The balance sheet position is improving with gearing falling 0.4% to 31.3% and 90% of FY24 debt hedged or fixed with a 4.4% WACD. The group will continue to target the lower end of the 30-40% gearing range and a "+50% but closer to 75%" hedging rate on a rolling forward 24 month basis.
Portfolio occupancy fell ~0.3% and is now back in-line with 31 Dec 22 levels. Whilst it has moved backward, the magnitude is yet to suggest that this is a notable issue.
Total MAT grew by 4.5% propped up by a 7.5% increase in specialty sales (which was driven by a ~8.2% increase in sales from non-discretionary). Suggests retailer operating conditions are holding stronger than previously expected.
Figure 1: MAT segment breakdown
Investment Implications
Result suggests a weaker outlook for FY24 due to higher debt costs and expense inflation. FY24 guidance ~2-3% below consensus. (FFOps 15.6cps vs 15.9cps and AFFOps 13.7cps vs 14cps). Payout to be held at 100% of AFFOps, implies ~3-4% miss vs consensus DPS.
No change in balance sheet or growth targets. No notable news from the Metro fund (JV with GIC) although expect minimal acquisitions in the short term. We believe this may underwhelm the market.
RGN trades at the second lowest P/NTA discount (~10%) and at the second highest 12 month forward P/FFO (15x) of the AREITs. Given that guidance suggests negative earnings growth for FY24, we see greater value elsewhere in the AREIT's.

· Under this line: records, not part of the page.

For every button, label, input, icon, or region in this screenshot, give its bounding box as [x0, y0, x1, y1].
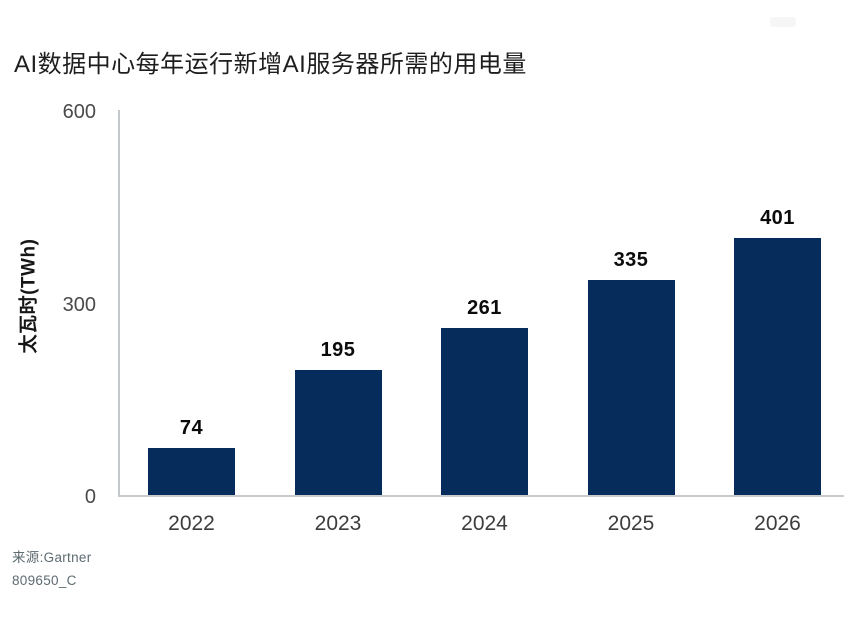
bar-value-label: 74	[179, 417, 204, 439]
y-tick-label: 0	[84, 486, 96, 508]
x-tick-label: 2024	[461, 512, 508, 535]
bar-2023	[294, 370, 382, 495]
y-axis-line	[118, 110, 120, 497]
y-tick-label: 300	[62, 293, 96, 316]
source-line: 来源:Gartner	[12, 550, 92, 565]
x-tick-label: 2022	[168, 512, 215, 535]
x-tick-label: 2023	[314, 512, 362, 535]
bar-2026	[734, 238, 821, 495]
bar-value-label: 195	[320, 339, 356, 361]
x-axis-line	[118, 495, 844, 497]
bar-value-label: 261	[467, 297, 502, 319]
doc-id: 809650_C	[12, 573, 77, 588]
x-tick-label: 2025	[607, 512, 655, 535]
bar-2025	[587, 280, 675, 495]
x-tick-label: 2026	[754, 512, 801, 535]
bar-2024	[441, 328, 528, 495]
bar-value-label: 335	[613, 249, 649, 271]
bar-2022	[148, 448, 235, 495]
y-tick-label: 600	[62, 101, 96, 123]
source-note: 来源:Gartner 809650_C	[12, 546, 92, 592]
chart-title: AI数据中心每年运行新增AI服务器所需的用电量	[14, 51, 527, 78]
bar-value-label: 401	[760, 207, 795, 229]
plot-area: 74 2022 195 2023 261 2024 335 2025 401 2026 0 300 60…	[63, 101, 844, 535]
watermark-remnant	[770, 17, 796, 27]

We re-affirm our Hold rating.
Figure 2: RGN's 3yr forward FFOps CAGR weakest of the AREITs with the second smallest price to book discount.
Figure 3: 12M forward P/FFO second highest of the AREITs although still remains ~1pt below 5 years average.
Stock Overview
Share Price
Company Overview
RGN is a real estate investment trust in Australia that invests in a diverse portfolio of retail centres.